Luther, der Spalter
Der Begriff ‚Kirchenspaltung‘ findet in dieser ungewöhnlichen Zeichnung eine geradezu wörtliche Umsetzung: Luther, zur Linken vor einem Kirchengebäude kniend, sägt gemeinsam mit dem Papst das Gebäude vom Dach bis zu den Fundamenten in zwei Teile. Mit entschlossenem Blick halten der Reformator und sein Gegenspieler die Enden einer Trummsäge in ihren Händen, um die unwiderrufliche Teilung zu vollziehen. Luther ist hier an seinen Gesichtszügen, dem für ihn typischen Gewand mit Doktorhut und Talar sowie aufgrund seiner korpulenten Statur leicht zu erkennen (Roper 2012). Als schwieriger erweist sich die Identifikation des Papstes.
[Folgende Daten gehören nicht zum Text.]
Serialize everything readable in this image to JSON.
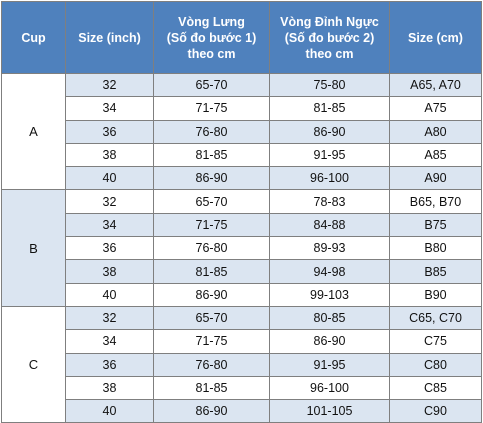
{
  "header": {
    "cup": "Cup",
    "inch": "Size (inch)",
    "lung": [
      "Vòng Lưng",
      "(Số đo bước 1)",
      "theo cm"
    ],
    "nguc": [
      "Vòng Đỉnh Ngực",
      "(Số đo bước 2)",
      "theo cm"
    ],
    "size": "Size (cm)"
  },
  "groups": [
    {
      "cup": "A",
      "rows": [
        {
          "inch": "32",
          "lung": "65-70",
          "nguc": "75-80",
          "size": "A65, A70"
        },
        {
          "inch": "34",
          "lung": "71-75",
          "nguc": "81-85",
          "size": "A75"
        },
        {
          "inch": "36",
          "lung": "76-80",
          "nguc": "86-90",
          "size": "A80"
        },
        {
          "inch": "38",
          "lung": "81-85",
          "nguc": "91-95",
          "size": "A85"
        },
        {
          "inch": "40",
          "lung": "86-90",
          "nguc": "96-100",
          "size": "A90"
        }
      ]
    },
    {
      "cup": "B",
      "rows": [
        {
          "inch": "32",
          "lung": "65-70",
          "nguc": "78-83",
          "size": "B65, B70"
        },
        {
          "inch": "34",
          "lung": "71-75",
          "nguc": "84-88",
          "size": "B75"
        },
        {
          "inch": "36",
          "lung": "76-80",
          "nguc": "89-93",
          "size": "B80"
        },
        {
          "inch": "38",
          "lung": "81-85",
          "nguc": "94-98",
          "size": "B85"
        },
        {
          "inch": "40",
          "lung": "86-90",
          "nguc": "99-103",
          "size": "B90"
        }
      ]
    },
    {
      "cup": "C",
      "rows": [
        {
          "inch": "32",
          "lung": "65-70",
          "nguc": "80-85",
          "size": "C65, C70"
        },
        {
          "inch": "34",
          "lung": "71-75",
          "nguc": "86-90",
          "size": "C75"
        },
        {
          "inch": "36",
          "lung": "76-80",
          "nguc": "91-95",
          "size": "C80"
        },
        {
          "inch": "38",
          "lung": "81-85",
          "nguc": "96-100",
          "size": "C85"
        },
        {
          "inch": "40",
          "lung": "86-90",
          "nguc": "101-105",
          "size": "C90"
        }
      ]
    }
  ],
  "colors": {
    "header_bg": "#4f81bd",
    "header_text": "#ffffff",
    "row_shade": "#dbe5f1",
    "border": "#7f7f7f"
  }
}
Der Erhaltungszustand des Blattes sowie die halbrunde Beschneidung in der oberen Hälfte deuten darauf hin, dass es zuvor in einem anderen Kontext stand, bevor es auf die Innenseite des Vorderdeckels eines Graphikbandes eingeklebt wurde. Ein inhaltlicher Zusammenhang ist nicht auszuschließen, da der Band zum Teil Darstellungen von Ereignissen des Dreißigjährigen Kriegs beinhaltet.
Schon zu Beginn der Reformation bedienten sich die protestantische Propaganda wie auch die Kritik an Luther und seinen Anhängern intensiv des Bildes (bspw. Kat. Nürnberg 1983a; Scribner 1994; Warncke 2010). Eine Vielzahl von Druckgraphiken und Flugblättern zeugen davon. Vor diesem Hintergrund ist es sehr bemerkenswert, dass diese Zeichnung beide konfessionellen Lager gleichermaßen für den Zustand der Kirche verantwortlich macht. Bei der Zerstörung der christlichen Gemeinschaft, so argumentiert das Bild, arbeiten Lutheraner und Katholiken zusammen.
Die Zeichnung, die vermutlich um die Mitte des 16. Jahrhunderts entstanden ist, nimmt damit eine Position vorweg, die in den Jahren vor dem Dreißigjährigen Krieg im Umfeld des ersten Reformationsjubiläums 1617 ins Bild gesetzt wurde (Abb. 1).
Die Konflikte zwischen Lutheranern, Calvinisten und Katholiken schienen zu diesem Zeitpunkt unüberbrückbar. Das wohl um 1619 gedruckte Flugblatt Geistlicher Rauffhandel stellt die Vertreter der drei Lager in einer handgreiflichen Auseinandersetzung dar (Harms/Schilling/Wang 1997, S. 262f.; Kastner 1982; Schilling 1990, S. 185 ff.). Den Streitenden ist in der Gestalt des betenden Hirten das Ideal der Laienfrömmigkeit gegenübergestellt. Im Sinne der Irenik wird hier dem Konfessionsstreit eine Absage erteilt; als vordringliche Aufgabe gilt vielmehr die Suche nach den Gemeinsamkeiten der Konfessionen.